Fed’s moves to aid economy since financial crisis

The Federal Reserve has taken many unprecedented steps in the past three years to try to boost the economy and counter the effects of a financial crisis that triggered a painful recession. It’s kept the short-term interest rate it controls at a record low near zero since December 2008.

And it’s bought about $2 trillion in U.S. Treasurys and mortgage-backed securities to try to hold down longer-term rates. That’s caused the Fed’s portfolio of securities to balloon to nearly $2.9 trillion, from less than $1 trillion in 2007.

Some steps the Fed has taken:

? Dec. 15-16, 2008: The Fed creates a target range for interest rates and cuts its key federal funds rate to between zero and 0.25 percent. That’s a record low. The Fed vows to use all the tools it has to rescue the economy from the worst financial crisis and recession since the 1930s.

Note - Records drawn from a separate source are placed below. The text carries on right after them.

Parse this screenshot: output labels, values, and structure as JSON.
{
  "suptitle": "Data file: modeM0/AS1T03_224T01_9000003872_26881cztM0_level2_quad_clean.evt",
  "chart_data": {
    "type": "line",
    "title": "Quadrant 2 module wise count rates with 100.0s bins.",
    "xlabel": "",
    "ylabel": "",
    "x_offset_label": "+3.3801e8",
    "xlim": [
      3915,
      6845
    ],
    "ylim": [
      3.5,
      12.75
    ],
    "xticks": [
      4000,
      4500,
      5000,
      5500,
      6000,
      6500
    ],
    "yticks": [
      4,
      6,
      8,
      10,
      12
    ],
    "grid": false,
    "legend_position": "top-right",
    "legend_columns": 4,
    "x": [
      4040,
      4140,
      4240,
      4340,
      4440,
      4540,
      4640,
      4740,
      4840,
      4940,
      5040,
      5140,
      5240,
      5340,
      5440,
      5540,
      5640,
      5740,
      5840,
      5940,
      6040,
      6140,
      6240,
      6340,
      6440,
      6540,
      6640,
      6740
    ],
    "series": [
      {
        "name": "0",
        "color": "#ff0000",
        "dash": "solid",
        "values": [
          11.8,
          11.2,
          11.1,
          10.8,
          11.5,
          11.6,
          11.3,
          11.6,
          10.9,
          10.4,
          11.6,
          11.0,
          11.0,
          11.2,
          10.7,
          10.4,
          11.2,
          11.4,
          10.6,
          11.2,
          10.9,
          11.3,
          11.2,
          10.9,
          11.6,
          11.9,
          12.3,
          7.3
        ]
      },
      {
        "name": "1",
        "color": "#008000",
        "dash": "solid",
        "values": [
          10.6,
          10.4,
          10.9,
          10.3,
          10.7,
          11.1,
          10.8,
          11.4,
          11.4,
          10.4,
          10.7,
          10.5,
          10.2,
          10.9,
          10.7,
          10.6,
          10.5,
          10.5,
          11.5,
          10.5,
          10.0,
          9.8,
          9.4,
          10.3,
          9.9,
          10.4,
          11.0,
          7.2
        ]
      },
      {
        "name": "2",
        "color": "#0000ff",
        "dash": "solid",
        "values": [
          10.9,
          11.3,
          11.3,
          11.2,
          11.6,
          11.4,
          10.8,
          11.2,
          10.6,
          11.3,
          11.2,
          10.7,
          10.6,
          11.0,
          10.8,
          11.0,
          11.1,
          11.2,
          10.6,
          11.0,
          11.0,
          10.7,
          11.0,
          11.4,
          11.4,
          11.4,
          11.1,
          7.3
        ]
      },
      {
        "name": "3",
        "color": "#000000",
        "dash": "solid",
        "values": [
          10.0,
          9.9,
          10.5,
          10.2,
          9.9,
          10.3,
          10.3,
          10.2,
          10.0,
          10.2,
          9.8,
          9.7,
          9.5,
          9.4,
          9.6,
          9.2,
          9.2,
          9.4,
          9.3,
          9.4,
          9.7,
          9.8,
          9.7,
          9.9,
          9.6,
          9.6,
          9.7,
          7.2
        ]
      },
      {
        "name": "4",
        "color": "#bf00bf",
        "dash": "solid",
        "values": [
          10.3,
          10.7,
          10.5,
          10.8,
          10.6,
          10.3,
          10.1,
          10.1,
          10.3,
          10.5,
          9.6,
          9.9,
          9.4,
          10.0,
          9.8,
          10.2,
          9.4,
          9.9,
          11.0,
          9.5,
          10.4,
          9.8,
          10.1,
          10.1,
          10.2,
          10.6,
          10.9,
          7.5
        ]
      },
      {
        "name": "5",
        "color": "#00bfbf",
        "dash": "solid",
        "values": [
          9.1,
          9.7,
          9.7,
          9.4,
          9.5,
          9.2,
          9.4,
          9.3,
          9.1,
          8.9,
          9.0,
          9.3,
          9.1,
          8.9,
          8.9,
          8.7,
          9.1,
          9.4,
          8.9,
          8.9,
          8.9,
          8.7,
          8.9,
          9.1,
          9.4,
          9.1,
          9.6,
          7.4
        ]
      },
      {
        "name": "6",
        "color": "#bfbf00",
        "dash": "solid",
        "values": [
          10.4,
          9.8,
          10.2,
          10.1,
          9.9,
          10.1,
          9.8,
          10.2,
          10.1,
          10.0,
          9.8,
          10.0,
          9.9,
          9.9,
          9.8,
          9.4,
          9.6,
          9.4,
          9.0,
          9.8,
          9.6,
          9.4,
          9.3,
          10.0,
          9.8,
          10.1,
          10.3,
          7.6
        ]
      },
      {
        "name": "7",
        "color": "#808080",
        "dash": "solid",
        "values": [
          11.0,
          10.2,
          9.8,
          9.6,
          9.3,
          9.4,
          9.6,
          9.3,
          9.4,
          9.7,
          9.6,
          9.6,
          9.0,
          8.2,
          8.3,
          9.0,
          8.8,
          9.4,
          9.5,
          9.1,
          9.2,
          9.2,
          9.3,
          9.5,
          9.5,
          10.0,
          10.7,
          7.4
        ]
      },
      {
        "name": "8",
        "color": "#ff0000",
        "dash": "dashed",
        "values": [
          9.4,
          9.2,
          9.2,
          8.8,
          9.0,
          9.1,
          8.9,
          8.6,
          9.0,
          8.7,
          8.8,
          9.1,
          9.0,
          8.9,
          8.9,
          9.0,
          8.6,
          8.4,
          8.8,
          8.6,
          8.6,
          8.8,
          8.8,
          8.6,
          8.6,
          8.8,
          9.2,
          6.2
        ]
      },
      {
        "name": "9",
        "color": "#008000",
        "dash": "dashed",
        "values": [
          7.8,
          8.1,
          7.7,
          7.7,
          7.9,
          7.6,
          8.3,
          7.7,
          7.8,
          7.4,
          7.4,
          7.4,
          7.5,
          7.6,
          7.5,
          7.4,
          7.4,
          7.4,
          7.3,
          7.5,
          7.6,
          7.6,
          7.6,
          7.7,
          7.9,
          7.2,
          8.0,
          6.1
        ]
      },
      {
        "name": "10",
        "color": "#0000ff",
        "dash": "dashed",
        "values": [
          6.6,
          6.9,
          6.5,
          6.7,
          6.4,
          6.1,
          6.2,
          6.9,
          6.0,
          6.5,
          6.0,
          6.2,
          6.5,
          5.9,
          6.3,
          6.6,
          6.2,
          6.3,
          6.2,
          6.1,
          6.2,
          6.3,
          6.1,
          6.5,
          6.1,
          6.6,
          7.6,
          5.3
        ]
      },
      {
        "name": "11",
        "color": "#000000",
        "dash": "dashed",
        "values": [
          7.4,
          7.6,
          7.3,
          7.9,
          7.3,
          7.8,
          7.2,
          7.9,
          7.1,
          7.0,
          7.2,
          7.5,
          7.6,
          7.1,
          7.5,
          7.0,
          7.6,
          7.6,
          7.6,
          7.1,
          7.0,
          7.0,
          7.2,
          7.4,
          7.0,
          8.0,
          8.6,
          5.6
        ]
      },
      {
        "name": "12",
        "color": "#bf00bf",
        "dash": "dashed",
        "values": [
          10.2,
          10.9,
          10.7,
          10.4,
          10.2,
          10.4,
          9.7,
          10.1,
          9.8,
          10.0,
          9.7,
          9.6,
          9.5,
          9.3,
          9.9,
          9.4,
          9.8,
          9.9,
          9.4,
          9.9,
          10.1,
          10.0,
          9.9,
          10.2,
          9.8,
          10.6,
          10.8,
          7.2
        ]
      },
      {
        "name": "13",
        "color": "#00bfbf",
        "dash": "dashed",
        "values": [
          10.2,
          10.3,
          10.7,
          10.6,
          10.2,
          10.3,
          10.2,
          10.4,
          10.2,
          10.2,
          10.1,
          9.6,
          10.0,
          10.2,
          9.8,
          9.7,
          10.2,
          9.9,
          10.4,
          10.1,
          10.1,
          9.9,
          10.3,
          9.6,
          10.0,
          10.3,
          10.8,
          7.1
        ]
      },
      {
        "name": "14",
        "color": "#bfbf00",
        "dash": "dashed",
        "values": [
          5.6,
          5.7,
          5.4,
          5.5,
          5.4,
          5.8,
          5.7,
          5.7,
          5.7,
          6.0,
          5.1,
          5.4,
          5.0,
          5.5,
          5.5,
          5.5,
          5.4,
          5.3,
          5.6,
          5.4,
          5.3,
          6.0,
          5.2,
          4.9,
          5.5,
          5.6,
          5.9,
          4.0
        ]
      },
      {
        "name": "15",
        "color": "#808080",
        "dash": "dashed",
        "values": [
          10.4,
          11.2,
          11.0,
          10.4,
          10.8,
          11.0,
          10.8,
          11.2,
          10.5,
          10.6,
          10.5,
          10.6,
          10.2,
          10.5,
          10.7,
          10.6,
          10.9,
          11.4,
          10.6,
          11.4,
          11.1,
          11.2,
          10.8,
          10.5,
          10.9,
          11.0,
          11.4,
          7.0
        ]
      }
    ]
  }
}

? Jan. 27-28-2009: The central bank signals it’s prepared to buy longer-term Treasuries and expand other programs.

? March 17-18, 2009: The Fed says it will start buying up to $300 billion in government bonds over six months. It also decides to boost purchases of Fannie Mae and Freddie Mac mortgage-backed securities and debt. The actions are aimed at driving down rates on mortgages and other debt.

? Sept. 22-23, 2009: The Fed slows a mortgage-buying program to complete its purchases by March 31, 2010, instead of at the end of 2009.

? Aug. 10, 2010: It decides to use some money generated by its mortgage portfolio to buy government debt, to try to lower rates on mortgages and other loans.

? Aug. 27, 2010: In a speech in Jackson Hole, Wyo., Chairman Ben Bernanke lists several options to boost the economy, including the purchase of additional government bonds.

?Oct. 15, 2010: Bernanke signals the Fed will buy more government bonds to boost the economy, drive down unemployment and protect against deflation.

? Nov. 3, 2010: The Fed announces it will buy $600 billion more in Treasury bonds to try to hold down longer-term rates.

? June 22, 2011: The Fed confirms it will complete its purchases of $600 billion in Treasury bonds by the end of the month. The purchases were intended to drive down rates on mortgages and other debt.

? Aug. 9, 2011: It pledges to keep its benchmark short-term rate at nearly zero until mid-2013. It’s the first time the Fed has committed to keeping the rate at that level for a specific period. The pledge reflects its assessment that the economy will remain weak.

? Aug. 26, 2011: Bernanke proposes no new steps to boost the economy. But he signals that Congress should do more to promote hiring and growth, or risk delaying the economy’s return to full health. He also says the Fed’s September policy meeting will last two days instead of one, prompting speculation that the Fed might take further steps then.